FIRE DEPARTMENT SALUTES 356 HEROES
FIRE DEPARTMENT SALUTES 356 HEROES
Fire Department salutes 356 heroes
The ceremony, swelled by Sept. 11 tragedy, lauds FDNY personnel who died over the last 2 years
Sunday, October 13, 2002
By RYAN LILLIS
STATEN ISLAND ADVANCE
It should rain on a day like this, when thousands upon thousands of pairs of black boots march together for one purpose: Memorial. But it should also be a happy day, a time to remember, even move on a little.
And that's exactly what it was yesterday around Madison Square Garden, which was the only place big enough to hold the Fire Department's Memorial Day this year. Normally, they hold it near the department's memorial on Riverside Drive.
Normally, they aren't handing out medals to 356 families.
In a ceremony marked by a loss of words and silence, standing ovations and hugs, the names of the Fire Department personnel who have died on active duty over the last two years were read aloud. The final name read was Keith Roma, a fire patrolman from Richmond.
When Roma's name was read, the crowd broke into five minutes of standing and clapping. Every time it seemed as though the ovation would end, someone would start screaming and it would get louder and louder. Young firefighters dressed in their crisp uniforms cried. Mothers held their children, gently patting their heads.
SOMBER PROCESSION The morning started around 9, when an estimated 75,000 firefighters from around the world gathered 20 blocks south of the Garden. Led by the Emerald Society's Pipe Band, 356 firefighters carried large American flags, each one a symbol of the rescue workers killed in the last two years.
"I just felt like I needed to be here," said a starry-eyed Clayton Boyer, a young firefighter from Santa Cruz, Calif.
They marched up Eighth Avenue, settling in front of the Garden in the pouring rain to watch the ceremony.

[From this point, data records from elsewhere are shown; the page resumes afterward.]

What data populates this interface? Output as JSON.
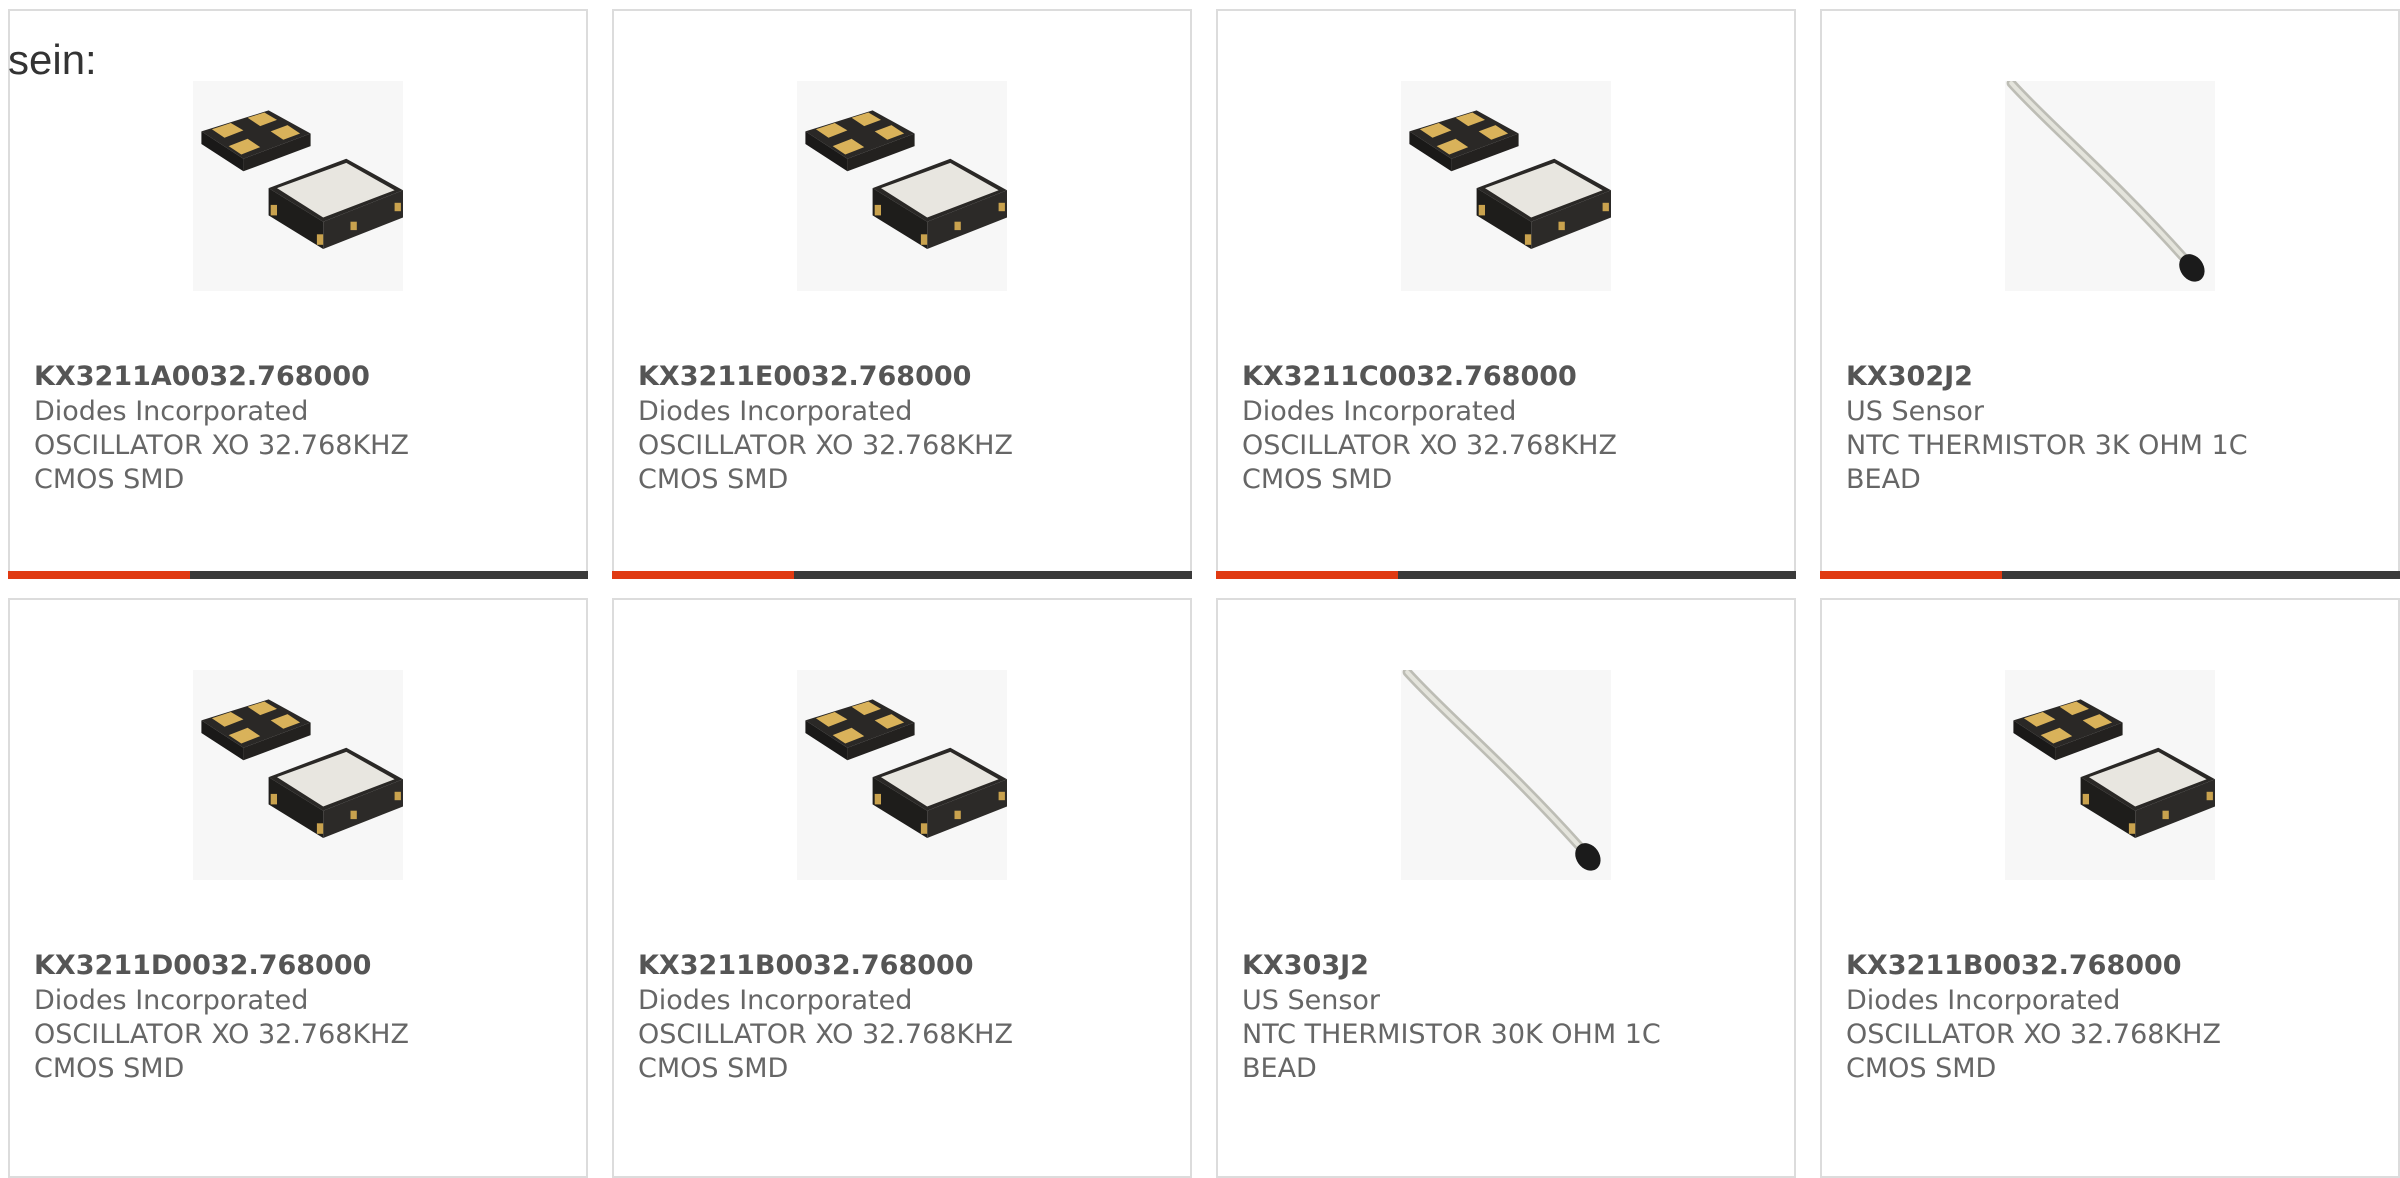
{
  "intro_text": "sein:",
  "colors": {
    "accent": "#e03a12",
    "bar": "#3a3a3a",
    "border": "#dcdcdc"
  },
  "products": [
    {
      "part": "KX3211A0032.768000",
      "manufacturer": "Diodes Incorporated",
      "description": "OSCILLATOR XO 32.768KHZ CMOS SMD",
      "image": "oscillator-chip"
    },
    {
      "part": "KX3211E0032.768000",
      "manufacturer": "Diodes Incorporated",
      "description": "OSCILLATOR XO 32.768KHZ CMOS SMD",
      "image": "oscillator-chip"
    },
    {
      "part": "KX3211C0032.768000",
      "manufacturer": "Diodes Incorporated",
      "description": "OSCILLATOR XO 32.768KHZ CMOS SMD",
      "image": "oscillator-chip"
    },
    {
      "part": "KX302J2",
      "manufacturer": "US Sensor",
      "description": "NTC THERMISTOR 3K OHM 1C BEAD",
      "image": "thermistor-bead"
    },
    {
      "part": "KX3211D0032.768000",
      "manufacturer": "Diodes Incorporated",
      "description": "OSCILLATOR XO 32.768KHZ CMOS SMD",
      "image": "oscillator-chip"
    },
    {
      "part": "KX3211B0032.768000",
      "manufacturer": "Diodes Incorporated",
      "description": "OSCILLATOR XO 32.768KHZ CMOS SMD",
      "image": "oscillator-chip"
    },
    {
      "part": "KX303J2",
      "manufacturer": "US Sensor",
      "description": "NTC THERMISTOR 30K OHM 1C BEAD",
      "image": "thermistor-bead"
    },
    {
      "part": "KX3211B0032.768000",
      "manufacturer": "Diodes Incorporated",
      "description": "OSCILLATOR XO 32.768KHZ CMOS SMD",
      "image": "oscillator-chip"
    }
  ]
}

Inside, it was a parade of white gloves. Old friends from different boroughs met in the hallways, then settled into their seats. It was so quiet inside, quiet like a mass.
Hung from the rafters, parallel to the retired numbers of all the great Knicks and Rangers that had played in the building, were the faces of the lost heroes.
"They were heroes because they were firefighters, not because they died," Mayor Michael Bloomberg said. "They were heroes because of what they did while they were alive."
Bloomberg's underlying message, as well as the messages of everyone who spoke, was not one of grief. It was a message of hope, of pleading to everyone in the building to live on.
"Our mourning will live until we die, their heroism will live forever," said former Mayor Rudolph Giuliani. One of the city's strongest voices following the attacks, Giuliani seemed to search for the right words through much of his speech.
"I wish, uh, I wish that Father [Mychal] Judge were here, so he could tell me the right thing to say," Giuliani said. BLOWN AWAY
Despite the sad undertone to the ceremony, there was a feeling that this was the biggest and most important tribute the department had paid to its fallen members in the last 13 months.
"It just blew everything away," said Firefighter Gerry Koenig of Rescue Co. 5.
"The whole spirit of this day was so upbeat," said Firefighter Thomas DelPino, who works with Ladder Co. 85 in New Dorp. Ladder 85 paid special tribute to LT. CHARLES MARGIOTTA, a popular and funny man who was off-duty and went into the disaster with Rescue 5.
DelPino and Koenig are part of the Fire Department's family, a group of "brothers" who share everything. They were two of the 20,000 reasons in Madison Square Garden yesterday that the memory of 356 rescue workers will never fade.
"There is a living memorial to those who died in the line of duty," Fire Commissioner Nicholas Scoppetta said. "And it's you."